World chess-champion and opposition leader Garry Kasparov, who this week announced that he would be staying out of Russia for the time being amid fears of persecution, is not a person of interest for law enforcement, the Investigative Committee said.
"I'm afraid I have to gladden Mr. Kasparov, or perhaps disappoint him. He has never been summoned by the Investigative Committee for any reason and is of absolutely no interest to investigators," Vladimir Markin, the committee's spokesman, told Interfax.
"On one occasion in 2012, Kasparov gave an explanation to investigators after a policeman filed a statement alleging that Kasparov had bitten his finger. After looking into the matter, no legal action was taken," Markin said late Thursday. "But there is no hiding the fact. I'd like to warn our colleagues who are overseas with Mr. Kasparov to be careful: He bites."
Kasparov told a press conference in Geneva on Wednesday that he would not return to Russia for fear of being punished for his political activities. "Right now, I have serious doubts that I would be able to travel out again if I returned to Moscow," he said.
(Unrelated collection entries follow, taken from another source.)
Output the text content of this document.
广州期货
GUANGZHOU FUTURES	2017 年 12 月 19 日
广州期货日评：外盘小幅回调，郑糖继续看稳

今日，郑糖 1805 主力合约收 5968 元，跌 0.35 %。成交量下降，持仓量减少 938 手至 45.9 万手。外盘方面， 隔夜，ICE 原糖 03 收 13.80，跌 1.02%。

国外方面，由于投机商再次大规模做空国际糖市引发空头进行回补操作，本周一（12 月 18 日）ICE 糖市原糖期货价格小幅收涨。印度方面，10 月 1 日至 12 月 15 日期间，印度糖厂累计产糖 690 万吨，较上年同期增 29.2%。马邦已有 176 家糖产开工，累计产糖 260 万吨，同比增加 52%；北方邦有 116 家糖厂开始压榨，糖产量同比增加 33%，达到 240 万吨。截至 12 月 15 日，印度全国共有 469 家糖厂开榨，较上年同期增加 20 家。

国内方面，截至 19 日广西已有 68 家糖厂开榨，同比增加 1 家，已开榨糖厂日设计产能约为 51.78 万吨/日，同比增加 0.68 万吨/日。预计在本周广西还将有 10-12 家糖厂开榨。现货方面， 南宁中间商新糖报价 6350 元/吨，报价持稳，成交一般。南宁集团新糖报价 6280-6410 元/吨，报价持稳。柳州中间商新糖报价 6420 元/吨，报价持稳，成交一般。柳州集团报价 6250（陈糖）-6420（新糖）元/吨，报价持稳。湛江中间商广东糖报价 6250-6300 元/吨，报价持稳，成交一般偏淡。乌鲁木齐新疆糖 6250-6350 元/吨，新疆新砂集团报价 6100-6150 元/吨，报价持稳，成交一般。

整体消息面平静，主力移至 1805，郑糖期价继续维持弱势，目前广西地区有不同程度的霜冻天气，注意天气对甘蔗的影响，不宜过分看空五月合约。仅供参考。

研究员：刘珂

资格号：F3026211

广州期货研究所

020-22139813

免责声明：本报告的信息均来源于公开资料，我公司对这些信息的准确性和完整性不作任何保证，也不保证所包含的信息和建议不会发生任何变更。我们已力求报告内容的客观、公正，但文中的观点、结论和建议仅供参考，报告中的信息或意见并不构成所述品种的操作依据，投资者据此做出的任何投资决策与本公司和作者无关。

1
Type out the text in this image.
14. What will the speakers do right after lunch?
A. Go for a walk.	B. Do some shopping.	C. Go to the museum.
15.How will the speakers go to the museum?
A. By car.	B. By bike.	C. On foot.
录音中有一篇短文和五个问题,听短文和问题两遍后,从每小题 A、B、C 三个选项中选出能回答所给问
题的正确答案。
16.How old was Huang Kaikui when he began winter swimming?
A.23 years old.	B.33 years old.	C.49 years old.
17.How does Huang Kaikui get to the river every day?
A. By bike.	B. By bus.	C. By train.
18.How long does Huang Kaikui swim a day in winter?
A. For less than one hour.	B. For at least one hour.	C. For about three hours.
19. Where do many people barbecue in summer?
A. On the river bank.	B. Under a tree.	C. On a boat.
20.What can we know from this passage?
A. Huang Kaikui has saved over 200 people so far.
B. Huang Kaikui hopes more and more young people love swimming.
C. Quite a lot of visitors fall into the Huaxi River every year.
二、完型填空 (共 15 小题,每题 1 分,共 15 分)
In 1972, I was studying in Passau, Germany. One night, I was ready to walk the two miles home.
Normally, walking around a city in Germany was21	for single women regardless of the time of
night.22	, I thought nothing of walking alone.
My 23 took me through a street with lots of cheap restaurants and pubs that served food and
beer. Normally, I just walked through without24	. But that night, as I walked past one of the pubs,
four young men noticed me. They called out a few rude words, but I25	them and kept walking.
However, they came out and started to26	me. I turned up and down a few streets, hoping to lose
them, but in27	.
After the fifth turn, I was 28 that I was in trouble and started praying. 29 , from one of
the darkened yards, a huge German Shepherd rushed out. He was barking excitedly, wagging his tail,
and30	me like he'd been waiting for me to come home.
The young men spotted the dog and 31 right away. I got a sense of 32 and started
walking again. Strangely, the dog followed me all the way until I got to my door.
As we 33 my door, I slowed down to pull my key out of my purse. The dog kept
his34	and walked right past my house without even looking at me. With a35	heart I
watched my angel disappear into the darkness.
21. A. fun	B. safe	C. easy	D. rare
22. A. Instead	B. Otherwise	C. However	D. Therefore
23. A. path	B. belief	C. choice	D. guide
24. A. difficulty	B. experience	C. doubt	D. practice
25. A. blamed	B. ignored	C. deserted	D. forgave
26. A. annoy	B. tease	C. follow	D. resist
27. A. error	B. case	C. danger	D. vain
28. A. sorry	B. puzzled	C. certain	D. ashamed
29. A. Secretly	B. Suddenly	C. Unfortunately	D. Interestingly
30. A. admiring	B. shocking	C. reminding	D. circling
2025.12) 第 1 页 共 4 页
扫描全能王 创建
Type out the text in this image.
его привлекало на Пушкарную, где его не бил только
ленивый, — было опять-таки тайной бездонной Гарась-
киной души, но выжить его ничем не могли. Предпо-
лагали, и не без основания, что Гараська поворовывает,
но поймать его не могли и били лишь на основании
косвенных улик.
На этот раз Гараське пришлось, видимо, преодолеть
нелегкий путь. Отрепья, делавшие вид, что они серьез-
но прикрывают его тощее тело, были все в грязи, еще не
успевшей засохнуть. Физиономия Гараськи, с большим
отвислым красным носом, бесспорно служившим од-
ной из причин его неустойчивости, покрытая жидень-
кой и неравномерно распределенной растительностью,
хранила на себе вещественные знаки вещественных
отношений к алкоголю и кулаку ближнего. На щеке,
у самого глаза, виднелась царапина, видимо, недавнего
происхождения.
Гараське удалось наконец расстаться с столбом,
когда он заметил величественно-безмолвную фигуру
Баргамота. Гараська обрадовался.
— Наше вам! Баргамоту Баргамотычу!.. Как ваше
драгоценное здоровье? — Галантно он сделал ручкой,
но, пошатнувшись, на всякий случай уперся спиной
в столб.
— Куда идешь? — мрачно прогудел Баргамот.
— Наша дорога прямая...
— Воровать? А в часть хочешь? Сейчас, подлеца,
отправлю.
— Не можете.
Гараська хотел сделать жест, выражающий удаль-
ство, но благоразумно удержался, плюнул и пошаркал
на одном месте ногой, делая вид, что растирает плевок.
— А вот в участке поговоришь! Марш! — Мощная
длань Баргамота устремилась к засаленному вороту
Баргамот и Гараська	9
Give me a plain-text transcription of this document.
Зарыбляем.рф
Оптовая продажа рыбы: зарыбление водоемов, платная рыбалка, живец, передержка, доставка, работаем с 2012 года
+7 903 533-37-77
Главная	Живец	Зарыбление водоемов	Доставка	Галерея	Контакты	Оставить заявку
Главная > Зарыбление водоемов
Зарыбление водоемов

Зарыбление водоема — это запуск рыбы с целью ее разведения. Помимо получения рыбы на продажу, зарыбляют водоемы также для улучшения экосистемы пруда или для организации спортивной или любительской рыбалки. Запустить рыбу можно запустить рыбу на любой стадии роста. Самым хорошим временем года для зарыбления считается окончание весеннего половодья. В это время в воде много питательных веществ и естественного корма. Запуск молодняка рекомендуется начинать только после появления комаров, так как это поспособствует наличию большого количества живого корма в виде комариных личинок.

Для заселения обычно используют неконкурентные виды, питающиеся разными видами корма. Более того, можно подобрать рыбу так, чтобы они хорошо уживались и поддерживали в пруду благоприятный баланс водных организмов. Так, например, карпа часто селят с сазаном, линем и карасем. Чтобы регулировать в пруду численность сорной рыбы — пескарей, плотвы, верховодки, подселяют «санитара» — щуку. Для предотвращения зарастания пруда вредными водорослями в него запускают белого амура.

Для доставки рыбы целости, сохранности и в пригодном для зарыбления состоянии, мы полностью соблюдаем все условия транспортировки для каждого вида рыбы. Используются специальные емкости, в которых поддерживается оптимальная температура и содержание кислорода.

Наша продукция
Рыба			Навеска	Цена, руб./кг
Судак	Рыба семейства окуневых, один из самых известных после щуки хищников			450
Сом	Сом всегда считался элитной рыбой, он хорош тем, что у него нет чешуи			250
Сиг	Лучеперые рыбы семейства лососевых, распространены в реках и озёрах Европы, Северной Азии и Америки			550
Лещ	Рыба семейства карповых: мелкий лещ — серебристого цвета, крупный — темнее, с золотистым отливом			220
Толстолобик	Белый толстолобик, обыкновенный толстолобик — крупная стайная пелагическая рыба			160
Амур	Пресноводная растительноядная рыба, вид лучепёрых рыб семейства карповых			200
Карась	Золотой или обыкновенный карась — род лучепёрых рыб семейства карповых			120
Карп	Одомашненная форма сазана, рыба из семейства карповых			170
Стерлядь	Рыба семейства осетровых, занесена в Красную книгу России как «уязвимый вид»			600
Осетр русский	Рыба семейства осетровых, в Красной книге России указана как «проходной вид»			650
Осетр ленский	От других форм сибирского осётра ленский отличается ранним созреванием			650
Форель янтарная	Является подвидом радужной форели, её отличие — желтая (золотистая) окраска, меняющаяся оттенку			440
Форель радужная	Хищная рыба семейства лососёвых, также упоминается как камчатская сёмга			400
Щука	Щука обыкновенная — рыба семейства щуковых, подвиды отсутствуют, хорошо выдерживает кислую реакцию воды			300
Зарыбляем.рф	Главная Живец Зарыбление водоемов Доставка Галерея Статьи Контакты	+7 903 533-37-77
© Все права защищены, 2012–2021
Kasparov, 50, co-founded opposition movements The Other Russia in 2006 and Solidarity in 2008, though he has since left both. He has frequently traveled overseas, lobbying for the interests of the Russian opposition and providing financing, as well as working on various international chess-related projects. In 2009, he bought an apartment in New York City.
Kasparov's announcement followed the flight from Russia of liberal economist Sergei Guriev a few weeks ago. Guriev blamed pressure from the Investigative Committee for his decision not to return to Russia.